Chronicle of Pfaffenberg

(According to Johann Micko)

The hamlet of Pfaffenberg might have been founded at the beginning of the 1620s. Its existence is authenicated for the first time with the division contract of the Gut Muttersdorf in the year 1644. At that time there were four houses in Pfaffenberg.

If folk tradition can be believed, Pfaffenberg was founded as follows: A Baron whose origins were most likely in Muttersdort could not abide the Protestant ministers and persecuted them. One day the Baron discovered them hiding in the high rocks of the Pfaffenberger Hohe. For that reason the rock formation was called Pfaffensprung, Pfaffenfels or even Pfaffenberg. [Pastor's fissure, pastor's rock or pastor's mountain]. The same were later used as names on the houses opposite these rocks. Historic tradition states that Johann von Wiedersperg III was devout Protestant. He proveed this by setting free a pastor from Schilligkau and from his destruction of the pulpit in Muttersdorf. This may be connected with the true story of how the hamlet was named.

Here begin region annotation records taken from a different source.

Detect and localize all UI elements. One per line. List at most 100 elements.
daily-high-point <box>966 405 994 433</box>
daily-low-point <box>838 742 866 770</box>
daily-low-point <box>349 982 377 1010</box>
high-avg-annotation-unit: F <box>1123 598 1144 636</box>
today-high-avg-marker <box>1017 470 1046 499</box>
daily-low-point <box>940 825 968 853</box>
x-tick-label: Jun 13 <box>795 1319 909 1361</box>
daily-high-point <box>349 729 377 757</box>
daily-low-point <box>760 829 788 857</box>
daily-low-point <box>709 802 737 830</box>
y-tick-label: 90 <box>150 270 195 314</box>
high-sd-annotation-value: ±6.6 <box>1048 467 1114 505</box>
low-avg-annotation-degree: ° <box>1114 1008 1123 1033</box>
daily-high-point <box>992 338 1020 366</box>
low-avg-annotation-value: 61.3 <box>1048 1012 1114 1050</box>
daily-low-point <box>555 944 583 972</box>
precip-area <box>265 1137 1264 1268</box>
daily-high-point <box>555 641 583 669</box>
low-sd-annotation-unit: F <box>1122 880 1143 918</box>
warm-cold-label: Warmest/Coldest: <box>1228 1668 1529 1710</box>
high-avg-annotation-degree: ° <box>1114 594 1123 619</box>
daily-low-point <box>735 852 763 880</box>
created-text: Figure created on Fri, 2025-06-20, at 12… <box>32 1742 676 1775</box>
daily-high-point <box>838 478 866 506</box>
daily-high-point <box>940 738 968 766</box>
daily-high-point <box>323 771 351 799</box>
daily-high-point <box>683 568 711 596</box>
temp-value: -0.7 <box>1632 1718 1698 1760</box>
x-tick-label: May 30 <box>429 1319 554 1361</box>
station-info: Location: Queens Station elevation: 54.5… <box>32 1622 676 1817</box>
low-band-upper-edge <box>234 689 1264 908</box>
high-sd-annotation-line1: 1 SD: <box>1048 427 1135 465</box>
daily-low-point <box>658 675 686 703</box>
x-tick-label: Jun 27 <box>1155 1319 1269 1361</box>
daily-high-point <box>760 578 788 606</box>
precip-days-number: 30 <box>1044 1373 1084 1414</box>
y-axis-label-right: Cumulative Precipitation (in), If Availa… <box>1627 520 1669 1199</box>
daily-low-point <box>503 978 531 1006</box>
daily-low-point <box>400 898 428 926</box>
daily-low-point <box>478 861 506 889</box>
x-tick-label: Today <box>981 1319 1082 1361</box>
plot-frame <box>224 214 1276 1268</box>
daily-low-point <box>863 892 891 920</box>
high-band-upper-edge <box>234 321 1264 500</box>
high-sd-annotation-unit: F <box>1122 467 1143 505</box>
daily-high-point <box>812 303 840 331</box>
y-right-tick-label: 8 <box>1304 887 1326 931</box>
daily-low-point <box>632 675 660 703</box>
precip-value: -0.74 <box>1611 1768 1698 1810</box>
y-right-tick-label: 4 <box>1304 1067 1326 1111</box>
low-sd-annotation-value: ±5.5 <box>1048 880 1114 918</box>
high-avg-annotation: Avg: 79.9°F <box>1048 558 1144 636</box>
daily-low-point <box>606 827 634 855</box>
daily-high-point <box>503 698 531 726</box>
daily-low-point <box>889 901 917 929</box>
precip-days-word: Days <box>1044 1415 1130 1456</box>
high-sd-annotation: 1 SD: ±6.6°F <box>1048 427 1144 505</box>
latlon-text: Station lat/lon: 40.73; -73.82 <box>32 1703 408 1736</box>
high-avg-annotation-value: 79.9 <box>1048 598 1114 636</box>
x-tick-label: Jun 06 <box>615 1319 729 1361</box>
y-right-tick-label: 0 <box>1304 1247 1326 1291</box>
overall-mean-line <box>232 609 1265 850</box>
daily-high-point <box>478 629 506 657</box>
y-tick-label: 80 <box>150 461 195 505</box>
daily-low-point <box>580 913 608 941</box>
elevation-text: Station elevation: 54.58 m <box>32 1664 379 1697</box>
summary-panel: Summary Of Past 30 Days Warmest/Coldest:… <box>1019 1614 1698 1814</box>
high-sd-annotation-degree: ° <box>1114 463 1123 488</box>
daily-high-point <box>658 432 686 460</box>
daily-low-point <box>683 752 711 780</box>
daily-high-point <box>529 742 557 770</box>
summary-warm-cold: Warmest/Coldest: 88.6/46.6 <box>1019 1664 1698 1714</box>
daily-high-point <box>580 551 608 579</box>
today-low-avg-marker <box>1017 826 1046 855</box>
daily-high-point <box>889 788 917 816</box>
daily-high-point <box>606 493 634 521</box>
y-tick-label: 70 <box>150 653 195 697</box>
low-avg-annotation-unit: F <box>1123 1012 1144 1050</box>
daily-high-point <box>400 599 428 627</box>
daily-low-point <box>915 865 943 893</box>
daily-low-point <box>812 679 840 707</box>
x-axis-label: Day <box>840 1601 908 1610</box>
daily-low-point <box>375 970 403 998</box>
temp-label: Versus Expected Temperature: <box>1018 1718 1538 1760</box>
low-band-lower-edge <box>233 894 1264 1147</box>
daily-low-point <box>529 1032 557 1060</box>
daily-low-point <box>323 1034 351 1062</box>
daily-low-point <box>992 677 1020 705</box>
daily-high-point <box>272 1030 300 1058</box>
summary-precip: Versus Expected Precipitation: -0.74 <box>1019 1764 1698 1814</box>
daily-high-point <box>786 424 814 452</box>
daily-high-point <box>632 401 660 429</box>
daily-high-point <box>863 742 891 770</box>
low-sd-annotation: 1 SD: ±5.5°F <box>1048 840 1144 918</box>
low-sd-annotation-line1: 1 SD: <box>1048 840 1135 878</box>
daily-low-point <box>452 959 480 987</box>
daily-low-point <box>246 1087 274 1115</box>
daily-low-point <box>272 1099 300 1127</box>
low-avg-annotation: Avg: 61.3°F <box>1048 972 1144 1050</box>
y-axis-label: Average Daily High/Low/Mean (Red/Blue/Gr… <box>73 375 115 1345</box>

According to tax rolls of 1654 the occupants of the farms of Pfaffenberg altogether had 28 Strich of arable fields, 8 oxen, 4 cows, 7 calves and 6 pigs. In the year 1688 the families of Michl Gütter, Hans Schnobrich, Johan Tüstner and Johann Safrat were the occupants of Pfaffenberg. Although Paffenberg was a part of the parish of Muttersdorf, the residents preferred to attend the church in Waier where the school was also located.

In 1722 there were 16 residents of Pfaffenberg, 34 in 1784, 27 in 1832, 22 in 1890, 30 in 1900, 32 in 1910 and 25 in 1921. Johann Rebitzer of Pfaffenberg fell during World War I.

Pfaffenberg belongs to the community of Grossgorschin.